Independent auditor’s report to the members of
Infigen Energy Limited

Report on the financial report
We have audited the accompanying financial report of Infigen Energy Limited (the company), which
comprises the statement of financial position as at 30 June 2012, and, the statement of comprehensive
income, statement of changes in equity and cash flow statement for the year ended on that date, a
summary of significant accounting policies, other explanatory notes and the directors’ declaration for
the Infigen Energy group (the consolidated entity). The consolidated entity comprises the company
and the entities it controlled at the year's end or from time to time during the financial year.

Directors’ responsibility for the financial report
The directors of the company are responsible for the preparation of the financial report that gives a
true and fair view in accordance with Australian Accounting Standards and the Corporations Act 2001
and for such internal control as the directors determine is necessary to enable the preparation of the
financial report that is free from material misstatement, whether due to fraud or error. In Note 1, the
directors also state, in accordance with Accounting Standard AASB 101 Presentation of Financial
Statements, that the financial statements comply with International Financial Reporting Standards.

Auditor’s responsibility
Our responsibility is to express an opinion on the financial report based on our audit. We conducted
our audit in accordance with Australian Auditing Standards. These Auditing Standards require that we
comply with relevant ethical requirements relating to audit engagements and plan and perform the
audit to obtain reasonable assurance whether the financial report is free from material misstatement.
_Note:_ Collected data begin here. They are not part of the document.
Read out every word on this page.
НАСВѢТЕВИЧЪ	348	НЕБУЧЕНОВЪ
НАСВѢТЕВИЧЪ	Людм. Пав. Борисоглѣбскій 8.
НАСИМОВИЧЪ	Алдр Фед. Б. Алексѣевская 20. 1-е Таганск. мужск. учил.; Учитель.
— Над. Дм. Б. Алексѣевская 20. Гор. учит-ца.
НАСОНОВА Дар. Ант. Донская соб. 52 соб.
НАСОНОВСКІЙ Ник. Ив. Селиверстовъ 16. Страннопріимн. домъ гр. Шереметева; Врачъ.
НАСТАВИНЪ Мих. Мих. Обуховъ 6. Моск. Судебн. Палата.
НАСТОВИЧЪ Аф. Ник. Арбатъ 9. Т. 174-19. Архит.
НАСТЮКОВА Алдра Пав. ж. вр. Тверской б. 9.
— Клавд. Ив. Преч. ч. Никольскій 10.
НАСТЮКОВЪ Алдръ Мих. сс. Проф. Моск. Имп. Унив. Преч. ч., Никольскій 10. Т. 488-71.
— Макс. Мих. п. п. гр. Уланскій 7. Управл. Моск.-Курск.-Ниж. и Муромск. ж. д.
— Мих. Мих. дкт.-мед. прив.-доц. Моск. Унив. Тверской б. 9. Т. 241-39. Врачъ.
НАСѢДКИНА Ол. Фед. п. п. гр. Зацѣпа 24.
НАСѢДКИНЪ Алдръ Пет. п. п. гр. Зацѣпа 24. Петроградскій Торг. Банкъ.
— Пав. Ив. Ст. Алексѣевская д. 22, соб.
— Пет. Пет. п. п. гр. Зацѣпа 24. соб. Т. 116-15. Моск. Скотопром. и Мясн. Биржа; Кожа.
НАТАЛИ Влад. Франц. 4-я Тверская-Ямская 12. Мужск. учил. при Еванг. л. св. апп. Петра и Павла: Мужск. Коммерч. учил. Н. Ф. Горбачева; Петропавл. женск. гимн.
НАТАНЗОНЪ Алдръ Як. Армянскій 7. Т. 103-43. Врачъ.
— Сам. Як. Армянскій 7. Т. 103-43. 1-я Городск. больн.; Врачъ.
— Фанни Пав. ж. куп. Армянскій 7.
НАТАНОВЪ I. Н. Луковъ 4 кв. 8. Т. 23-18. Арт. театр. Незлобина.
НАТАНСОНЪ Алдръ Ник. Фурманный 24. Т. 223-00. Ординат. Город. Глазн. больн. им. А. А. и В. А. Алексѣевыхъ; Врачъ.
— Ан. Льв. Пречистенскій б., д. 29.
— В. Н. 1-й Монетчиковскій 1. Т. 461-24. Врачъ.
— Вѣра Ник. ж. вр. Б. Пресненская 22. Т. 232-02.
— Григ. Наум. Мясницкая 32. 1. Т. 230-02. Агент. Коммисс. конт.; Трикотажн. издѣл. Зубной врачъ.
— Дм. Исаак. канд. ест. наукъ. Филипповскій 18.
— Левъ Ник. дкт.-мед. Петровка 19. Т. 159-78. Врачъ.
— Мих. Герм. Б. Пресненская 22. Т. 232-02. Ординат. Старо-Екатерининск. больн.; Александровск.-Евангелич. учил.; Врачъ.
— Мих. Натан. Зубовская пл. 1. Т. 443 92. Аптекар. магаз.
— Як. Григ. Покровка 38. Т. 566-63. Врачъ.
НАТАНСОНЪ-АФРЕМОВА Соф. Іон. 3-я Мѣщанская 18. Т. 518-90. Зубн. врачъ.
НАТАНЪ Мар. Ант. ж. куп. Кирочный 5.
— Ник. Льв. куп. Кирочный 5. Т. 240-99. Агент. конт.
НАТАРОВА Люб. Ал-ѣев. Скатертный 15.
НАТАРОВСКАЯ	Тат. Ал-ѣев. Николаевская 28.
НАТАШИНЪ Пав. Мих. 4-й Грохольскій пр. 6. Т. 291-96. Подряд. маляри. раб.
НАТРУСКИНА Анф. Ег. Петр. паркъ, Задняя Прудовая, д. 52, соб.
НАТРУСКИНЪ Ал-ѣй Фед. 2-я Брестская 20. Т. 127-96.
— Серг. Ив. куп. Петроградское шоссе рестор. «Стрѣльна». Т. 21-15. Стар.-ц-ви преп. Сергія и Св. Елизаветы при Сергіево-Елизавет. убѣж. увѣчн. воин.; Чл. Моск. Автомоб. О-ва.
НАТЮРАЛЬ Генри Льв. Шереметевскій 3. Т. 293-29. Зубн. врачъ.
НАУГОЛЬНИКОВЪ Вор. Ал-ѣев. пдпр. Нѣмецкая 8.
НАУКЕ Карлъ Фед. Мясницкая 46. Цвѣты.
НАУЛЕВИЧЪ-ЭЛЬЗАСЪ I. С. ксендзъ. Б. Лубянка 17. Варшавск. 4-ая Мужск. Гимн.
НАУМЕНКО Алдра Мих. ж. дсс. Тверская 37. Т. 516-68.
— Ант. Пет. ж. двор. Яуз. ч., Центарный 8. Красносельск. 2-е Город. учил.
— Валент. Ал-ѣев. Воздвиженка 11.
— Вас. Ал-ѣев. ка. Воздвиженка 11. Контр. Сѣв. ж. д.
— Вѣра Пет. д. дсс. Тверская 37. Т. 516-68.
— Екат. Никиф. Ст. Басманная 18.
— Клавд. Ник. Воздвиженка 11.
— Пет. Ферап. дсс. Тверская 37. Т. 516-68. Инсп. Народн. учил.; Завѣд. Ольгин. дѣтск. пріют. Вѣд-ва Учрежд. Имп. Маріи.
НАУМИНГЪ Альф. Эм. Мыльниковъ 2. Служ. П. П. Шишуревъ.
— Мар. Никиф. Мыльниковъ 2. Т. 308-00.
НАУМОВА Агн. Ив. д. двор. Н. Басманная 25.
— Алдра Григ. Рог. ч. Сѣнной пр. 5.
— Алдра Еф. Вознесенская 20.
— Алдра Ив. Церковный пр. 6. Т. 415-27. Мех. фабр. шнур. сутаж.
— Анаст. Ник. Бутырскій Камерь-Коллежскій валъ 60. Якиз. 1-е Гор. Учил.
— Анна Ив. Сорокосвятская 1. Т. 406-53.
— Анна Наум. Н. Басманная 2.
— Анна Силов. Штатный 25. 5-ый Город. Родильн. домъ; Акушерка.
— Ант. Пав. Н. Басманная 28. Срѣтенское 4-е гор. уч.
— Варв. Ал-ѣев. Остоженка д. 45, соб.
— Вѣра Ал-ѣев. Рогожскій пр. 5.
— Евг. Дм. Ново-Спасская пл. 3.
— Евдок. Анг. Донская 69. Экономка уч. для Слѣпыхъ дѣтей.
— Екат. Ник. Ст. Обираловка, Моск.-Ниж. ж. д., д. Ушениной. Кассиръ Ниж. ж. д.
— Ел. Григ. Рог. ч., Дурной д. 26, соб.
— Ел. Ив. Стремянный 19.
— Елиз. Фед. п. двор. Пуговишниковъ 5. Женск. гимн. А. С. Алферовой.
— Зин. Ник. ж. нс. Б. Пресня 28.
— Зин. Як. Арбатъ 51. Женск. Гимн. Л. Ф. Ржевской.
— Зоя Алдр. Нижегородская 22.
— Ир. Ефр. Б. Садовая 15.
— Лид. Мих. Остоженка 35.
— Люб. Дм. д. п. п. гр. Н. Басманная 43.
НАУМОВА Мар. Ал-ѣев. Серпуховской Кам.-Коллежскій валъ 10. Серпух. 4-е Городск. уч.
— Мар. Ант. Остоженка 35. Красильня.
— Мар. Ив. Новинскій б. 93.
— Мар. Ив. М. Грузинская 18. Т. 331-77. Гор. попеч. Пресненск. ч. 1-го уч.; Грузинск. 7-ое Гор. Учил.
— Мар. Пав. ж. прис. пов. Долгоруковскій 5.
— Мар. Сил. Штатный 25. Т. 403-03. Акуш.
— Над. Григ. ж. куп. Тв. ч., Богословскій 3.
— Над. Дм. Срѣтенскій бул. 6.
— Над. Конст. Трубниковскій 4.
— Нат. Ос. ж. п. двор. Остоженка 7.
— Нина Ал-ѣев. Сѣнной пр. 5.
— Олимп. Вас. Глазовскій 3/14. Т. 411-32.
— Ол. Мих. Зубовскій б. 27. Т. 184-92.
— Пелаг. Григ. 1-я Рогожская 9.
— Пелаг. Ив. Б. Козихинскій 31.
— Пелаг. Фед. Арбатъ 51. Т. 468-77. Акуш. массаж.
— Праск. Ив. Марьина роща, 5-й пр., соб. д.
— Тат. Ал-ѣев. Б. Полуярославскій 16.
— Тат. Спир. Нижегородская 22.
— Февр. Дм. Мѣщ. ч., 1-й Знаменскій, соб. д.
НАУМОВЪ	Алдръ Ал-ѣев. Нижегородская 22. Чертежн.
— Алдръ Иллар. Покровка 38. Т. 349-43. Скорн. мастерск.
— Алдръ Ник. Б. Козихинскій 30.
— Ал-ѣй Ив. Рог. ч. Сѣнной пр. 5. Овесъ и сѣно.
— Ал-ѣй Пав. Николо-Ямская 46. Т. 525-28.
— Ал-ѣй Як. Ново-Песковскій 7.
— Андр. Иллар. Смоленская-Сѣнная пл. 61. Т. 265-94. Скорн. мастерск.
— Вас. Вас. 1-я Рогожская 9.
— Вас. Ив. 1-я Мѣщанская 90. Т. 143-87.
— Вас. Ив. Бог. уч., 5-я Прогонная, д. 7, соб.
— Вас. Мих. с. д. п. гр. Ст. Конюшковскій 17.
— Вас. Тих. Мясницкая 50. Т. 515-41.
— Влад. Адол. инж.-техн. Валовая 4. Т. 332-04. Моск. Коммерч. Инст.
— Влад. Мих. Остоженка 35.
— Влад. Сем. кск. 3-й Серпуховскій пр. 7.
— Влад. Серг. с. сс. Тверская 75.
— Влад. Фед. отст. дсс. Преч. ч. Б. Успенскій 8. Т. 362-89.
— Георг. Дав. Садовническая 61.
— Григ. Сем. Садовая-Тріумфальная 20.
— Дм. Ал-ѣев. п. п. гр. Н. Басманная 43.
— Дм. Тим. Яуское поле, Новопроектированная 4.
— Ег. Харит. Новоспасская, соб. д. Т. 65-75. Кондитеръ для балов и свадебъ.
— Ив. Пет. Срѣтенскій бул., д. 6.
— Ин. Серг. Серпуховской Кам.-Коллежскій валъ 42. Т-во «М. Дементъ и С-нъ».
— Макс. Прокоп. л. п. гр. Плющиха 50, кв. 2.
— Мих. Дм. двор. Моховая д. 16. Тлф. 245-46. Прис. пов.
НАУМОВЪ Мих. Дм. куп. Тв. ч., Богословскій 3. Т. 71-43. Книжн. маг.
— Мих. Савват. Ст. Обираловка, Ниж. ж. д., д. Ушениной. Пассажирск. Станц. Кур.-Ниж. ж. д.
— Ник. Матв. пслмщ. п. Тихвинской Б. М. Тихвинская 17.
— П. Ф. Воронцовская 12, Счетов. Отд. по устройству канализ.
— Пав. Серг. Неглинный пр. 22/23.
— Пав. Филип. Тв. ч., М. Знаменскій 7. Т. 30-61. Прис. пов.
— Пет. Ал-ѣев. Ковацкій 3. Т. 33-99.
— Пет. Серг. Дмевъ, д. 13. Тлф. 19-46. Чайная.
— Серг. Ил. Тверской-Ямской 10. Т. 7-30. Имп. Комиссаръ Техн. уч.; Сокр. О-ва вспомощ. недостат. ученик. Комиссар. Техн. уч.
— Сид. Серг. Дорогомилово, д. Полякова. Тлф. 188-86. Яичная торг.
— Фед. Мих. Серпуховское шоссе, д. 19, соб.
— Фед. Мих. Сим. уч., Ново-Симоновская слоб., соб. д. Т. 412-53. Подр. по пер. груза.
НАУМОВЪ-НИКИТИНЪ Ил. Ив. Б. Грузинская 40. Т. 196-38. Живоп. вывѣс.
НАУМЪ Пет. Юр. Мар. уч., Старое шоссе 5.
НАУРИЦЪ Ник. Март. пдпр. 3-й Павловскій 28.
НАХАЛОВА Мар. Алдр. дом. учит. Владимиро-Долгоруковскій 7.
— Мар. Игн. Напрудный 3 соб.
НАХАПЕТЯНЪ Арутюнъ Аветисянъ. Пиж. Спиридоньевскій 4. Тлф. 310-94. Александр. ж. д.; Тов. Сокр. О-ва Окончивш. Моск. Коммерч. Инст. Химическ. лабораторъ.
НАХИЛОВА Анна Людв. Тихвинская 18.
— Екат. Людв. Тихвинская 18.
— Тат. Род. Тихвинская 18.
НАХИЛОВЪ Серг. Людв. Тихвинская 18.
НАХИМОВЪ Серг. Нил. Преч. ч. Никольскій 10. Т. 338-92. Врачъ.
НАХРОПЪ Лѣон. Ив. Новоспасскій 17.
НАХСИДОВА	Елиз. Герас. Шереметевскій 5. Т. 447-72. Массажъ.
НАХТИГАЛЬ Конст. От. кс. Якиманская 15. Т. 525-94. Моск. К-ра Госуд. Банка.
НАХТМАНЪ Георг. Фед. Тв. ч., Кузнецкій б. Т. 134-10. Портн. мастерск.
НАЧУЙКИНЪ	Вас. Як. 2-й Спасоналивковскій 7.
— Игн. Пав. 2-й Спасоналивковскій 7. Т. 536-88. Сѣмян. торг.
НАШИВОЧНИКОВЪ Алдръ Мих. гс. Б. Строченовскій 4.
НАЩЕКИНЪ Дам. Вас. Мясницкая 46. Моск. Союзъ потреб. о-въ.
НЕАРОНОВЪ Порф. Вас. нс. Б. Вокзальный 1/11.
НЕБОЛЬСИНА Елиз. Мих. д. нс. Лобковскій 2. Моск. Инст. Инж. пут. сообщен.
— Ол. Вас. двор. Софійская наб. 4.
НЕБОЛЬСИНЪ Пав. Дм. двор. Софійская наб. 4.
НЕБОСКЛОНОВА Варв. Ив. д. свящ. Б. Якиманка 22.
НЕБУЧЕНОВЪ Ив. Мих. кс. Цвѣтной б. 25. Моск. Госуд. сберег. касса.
An audit involves performing procedures to obtain audit evidence about the amounts and disclosures
in the financial report. The procedures selected depend on the auditor’s judgement, including the
assessment of the risks of material misstatement of the financial report, whether due to fraud or error.
In making those risk assessments, the auditor considers internal control relevant to the entity’s
preparation and fair presentation of the financial report in order to design audit procedures that are
appropriate in the circumstances, but not for the purpose of expressing an opinion on the effectiveness
of the entity’s internal control. An audit also includes evaluating the appropriateness of accounting
policies used and the reasonableness of accounting estimates made by the directors, as well as
evaluating the overall presentation of the financial report.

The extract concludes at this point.